License round is possible but feels later than march to me.
The gas pricing may be as big a factor at moment as anything.
True to form IOG wait a week and an RNS in between to inform us H1 went offline a week earlier for the drill and we can expect 10days offline in March on top.
Had been waiting for that news. They chose to hold back the Shut in across multiple RNS. The problem is with Elgood quietly also left shut-in pending dewatering and possibly till compression in 2027 and not being cycle produced once again more of the winter gas bonanza pricing is missed.
Fantastic.
Positive that they have moved the rig and got going quickly now we just have to trust the review of the seismic was accurate and that there are not further undetected faults in the H2 location. The original Blythe drill and connection was the simplest of the 4 phase 1 drills to date.
Working out where to go next they need to do relatively quickly to get the approvals as unless it's back to Southwark then there is alot to do. If it's an appraisal well outside phase 2 it will need funding £12m from the £25m pot on H2 leaves barely enough - so phase 2 makes more sense financially but are there long lead time items needed?
Thats why losing revenue now is so painfu we need as much cash as we can gather so shut ins are not good if unavoidable.

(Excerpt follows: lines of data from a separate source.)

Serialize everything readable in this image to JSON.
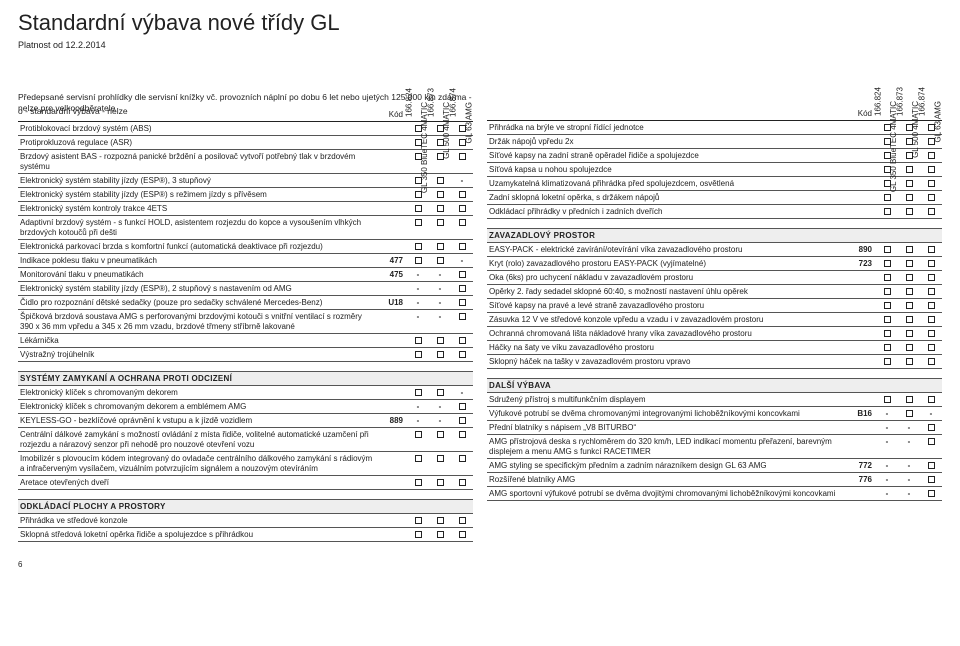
{
  "title": "Standardní výbava nové třídy GL",
  "validity": "Platnost od 12.2.2014",
  "intro": "Předepsané servisní prohlídky dle servisní knížky vč. provozních náplní po dobu 6 let nebo ujetých 125 000 km zdarma - nelze pro velkoodběratele",
  "legend": "o  - standardní výbava     - nelze",
  "kod_label": "Kód",
  "variant_names": [
    "GL 350 BlueTEC 4MATIC",
    "GL 500 4MATIC",
    "GL 63 AMG"
  ],
  "variant_codes": [
    "166.824",
    "166.873",
    "166.874"
  ],
  "page_num": "6",
  "sections_left": [
    {
      "rows": [
        {
          "desc": "Protiblokovací brzdový systém (ABS)",
          "kod": "",
          "v": [
            "box",
            "box",
            "box"
          ]
        },
        {
          "desc": "Protiprokluzová regulace (ASR)",
          "kod": "",
          "v": [
            "box",
            "box",
            "box"
          ]
        },
        {
          "desc": "Brzdový asistent BAS - rozpozná panické brždění a posilovač vytvoří potřebný tlak v brzdovém systému",
          "kod": "",
          "v": [
            "box",
            "box",
            "box"
          ]
        },
        {
          "desc": "Elektronický systém stability jízdy (ESP®), 3 stupňový",
          "kod": "",
          "v": [
            "box",
            "box",
            "-"
          ]
        },
        {
          "desc": "Elektronický systém stability jízdy (ESP®) s režimem jízdy s přívěsem",
          "kod": "",
          "v": [
            "box",
            "box",
            "box"
          ]
        },
        {
          "desc": "Elektronický systém kontroly trakce 4ETS",
          "kod": "",
          "v": [
            "box",
            "box",
            "box"
          ]
        },
        {
          "desc": "Adaptivní brzdový systém - s funkcí HOLD, asistentem rozjezdu do kopce a vysoušením vlhkých brzdových kotoučů při dešti",
          "kod": "",
          "v": [
            "box",
            "box",
            "box"
          ]
        },
        {
          "desc": "Elektronická parkovací brzda s komfortní funkcí (automatická deaktivace při rozjezdu)",
          "kod": "",
          "v": [
            "box",
            "box",
            "box"
          ]
        },
        {
          "desc": "Indikace poklesu tlaku v pneumatikách",
          "kod": "477",
          "v": [
            "box",
            "box",
            "-"
          ]
        },
        {
          "desc": "Monitorování tlaku v pneumatikách",
          "kod": "475",
          "v": [
            "-",
            "-",
            "box"
          ]
        },
        {
          "desc": "Elektronický systém stability jízdy (ESP®), 2 stupňový s nastavením od AMG",
          "kod": "",
          "v": [
            "-",
            "-",
            "box"
          ]
        },
        {
          "desc": "Čidlo pro rozpoznání dětské sedačky (pouze pro sedačky schválené Mercedes-Benz)",
          "kod": "U18",
          "v": [
            "-",
            "-",
            "box"
          ]
        },
        {
          "desc": "Špičková brzdová soustava AMG s perforovanými brzdovými kotouči s vnitřní ventilací s rozměry 390 x 36 mm vpředu a 345 x 26 mm vzadu, brzdové třmeny stříbrně lakované",
          "kod": "",
          "v": [
            "-",
            "-",
            "box"
          ]
        },
        {
          "desc": "Lékárnička",
          "kod": "",
          "v": [
            "box",
            "box",
            "box"
          ]
        },
        {
          "desc": "Výstražný trojúhelník",
          "kod": "",
          "v": [
            "box",
            "box",
            "box"
          ]
        }
      ]
    },
    {
      "title": "SYSTÉMY ZAMYKANÍ A OCHRANA PROTI ODCIZENÍ",
      "rows": [
        {
          "desc": "Elektronický klíček s chromovaným dekorem",
          "kod": "",
          "v": [
            "box",
            "box",
            "-"
          ]
        },
        {
          "desc": "Elektronický klíček s chromovaným dekorem a emblémem AMG",
          "kod": "",
          "v": [
            "-",
            "-",
            "box"
          ]
        },
        {
          "desc": "KEYLESS-GO - bezklíčové oprávnění k vstupu a k jízdě vozidlem",
          "kod": "889",
          "v": [
            "-",
            "-",
            "box"
          ]
        },
        {
          "desc": "Centrální dálkové zamykání s možností ovládání z místa řidiče, volitelné automatické uzamčení při rozjezdu a nárazový senzor při nehodě pro nouzové otevření vozu",
          "kod": "",
          "v": [
            "box",
            "box",
            "box"
          ]
        },
        {
          "desc": "Imobilizér s plovoucím kódem integrovaný do ovladače centrálního dálkového zamykání s rádiovým a infračerveným vysílačem, vizuálním potvrzujícím signálem a nouzovým otevíráním",
          "kod": "",
          "v": [
            "box",
            "box",
            "box"
          ]
        },
        {
          "desc": "Aretace otevřených dveří",
          "kod": "",
          "v": [
            "box",
            "box",
            "box"
          ]
        }
      ]
    },
    {
      "title": "ODKLÁDACÍ PLOCHY A PROSTORY",
      "rows": [
        {
          "desc": "Přihrádka ve středové konzole",
          "kod": "",
          "v": [
            "box",
            "box",
            "box"
          ]
        },
        {
          "desc": "Sklopná středová loketní opěrka řidiče a spolujezdce s přihrádkou",
          "kod": "",
          "v": [
            "box",
            "box",
            "box"
          ]
        }
      ]
    }
  ],
  "sections_right": [
    {
      "rows": [
        {
          "desc": "Přihrádka na brýle ve stropní řídící jednotce",
          "kod": "",
          "v": [
            "box",
            "box",
            "box"
          ]
        },
        {
          "desc": "Držák nápojů vpředu 2x",
          "kod": "",
          "v": [
            "box",
            "box",
            "box"
          ]
        },
        {
          "desc": "Síťové kapsy na zadní straně opěradel řidiče a spolujezdce",
          "kod": "",
          "v": [
            "box",
            "box",
            "box"
          ]
        },
        {
          "desc": "Síťová kapsa u nohou spolujezdce",
          "kod": "",
          "v": [
            "box",
            "box",
            "box"
          ]
        },
        {
          "desc": "Uzamykatelná klimatizovaná přihrádka před spolujezdcem, osvětlená",
          "kod": "",
          "v": [
            "box",
            "box",
            "box"
          ]
        },
        {
          "desc": "Zadní sklopná loketní opěrka, s držákem nápojů",
          "kod": "",
          "v": [
            "box",
            "box",
            "box"
          ]
        },
        {
          "desc": "Odkládací přihrádky v předních i zadních dveřích",
          "kod": "",
          "v": [
            "box",
            "box",
            "box"
          ]
        }
      ]
    },
    {
      "title": "ZAVAZADLOVÝ PROSTOR",
      "rows": [
        {
          "desc": "EASY-PACK - elektrické zavírání/otevírání víka zavazadlového prostoru",
          "kod": "890",
          "v": [
            "box",
            "box",
            "box"
          ]
        },
        {
          "desc": "Kryt (rolo) zavazadlového prostoru EASY-PACK (vyjímatelné)",
          "kod": "723",
          "v": [
            "box",
            "box",
            "box"
          ]
        },
        {
          "desc": "Oka (6ks) pro uchycení nákladu v zavazadlovém prostoru",
          "kod": "",
          "v": [
            "box",
            "box",
            "box"
          ]
        },
        {
          "desc": "Opěrky 2. řady sedadel sklopné 60:40, s možností nastavení úhlu opěrek",
          "kod": "",
          "v": [
            "box",
            "box",
            "box"
          ]
        },
        {
          "desc": "Síťové kapsy na pravé a levé straně zavazadlového prostoru",
          "kod": "",
          "v": [
            "box",
            "box",
            "box"
          ]
        },
        {
          "desc": "Zásuvka 12 V ve středové konzole vpředu a vzadu i v zavazadlovém prostoru",
          "kod": "",
          "v": [
            "box",
            "box",
            "box"
          ]
        },
        {
          "desc": "Ochranná chromovaná lišta nákladové hrany víka zavazadlového prostoru",
          "kod": "",
          "v": [
            "box",
            "box",
            "box"
          ]
        },
        {
          "desc": "Háčky na šaty ve víku zavazadlového prostoru",
          "kod": "",
          "v": [
            "box",
            "box",
            "box"
          ]
        },
        {
          "desc": "Sklopný háček na tašky v zavazadlovém prostoru vpravo",
          "kod": "",
          "v": [
            "box",
            "box",
            "box"
          ]
        }
      ]
    },
    {
      "title": "DALŠÍ VÝBAVA",
      "rows": [
        {
          "desc": "Sdružený přístroj s multifunkčním displayem",
          "kod": "",
          "v": [
            "box",
            "box",
            "box"
          ]
        },
        {
          "desc": "Výfukové potrubí se dvěma chromovanými integrovanými lichoběžníkovými koncovkami",
          "kod": "B16",
          "v": [
            "-",
            "box",
            "-"
          ]
        },
        {
          "desc": "Přední blatníky s nápisem „V8 BITURBO“",
          "kod": "",
          "v": [
            "-",
            "-",
            "box"
          ]
        },
        {
          "desc": "AMG přístrojová deska s rychloměrem do 320 km/h, LED indikací momentu přeřazení, barevným displejem a menu AMG s funkcí RACETIMER",
          "kod": "",
          "v": [
            "-",
            "-",
            "box"
          ]
        },
        {
          "desc": "AMG styling se specifickým předním a zadním nárazníkem design GL 63 AMG",
          "kod": "772",
          "v": [
            "-",
            "-",
            "box"
          ]
        },
        {
          "desc": "Rozšířené blatníky AMG",
          "kod": "776",
          "v": [
            "-",
            "-",
            "box"
          ]
        },
        {
          "desc": "AMG sportovní výfukové potrubí se dvěma dvojitými chromovanými lichoběžníkovými koncovkami",
          "kod": "",
          "v": [
            "-",
            "-",
            "box"
          ]
        }
      ]
    }
  ]
}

Pipe I'm genuinely interested in how Southwark could have gone so wrong.
They had the original drill somewhere around A1 location from the discovery and seismic. They allegedly even revisited the seismic for A2!
How can they not have known about the proximity of the water and the risk of what they were facing on this play? I don't recall any mention that it was even a possibility.
CalE obviously looked at it and presumably the bond issuer. Which makes it all the stranger given CalE correctly declined Harvey before IOG had an unsuccessful drill there.
RN has clearly decided to clear the decks of bad news. But how on earth can they have got it so wrong at Southwark? It takes some explaining after the issues drilling A1 to finally do A2 but then park the field with a platform on it.
I presume Goddard/Nailsworth need a platform procured should they proceed plus the costs of drilling production wells? CalE will no doubt want a very close look at that to ensure a repeat of Southwark can't occur.
Next round of news will be more positive with Blythe H2 progressing.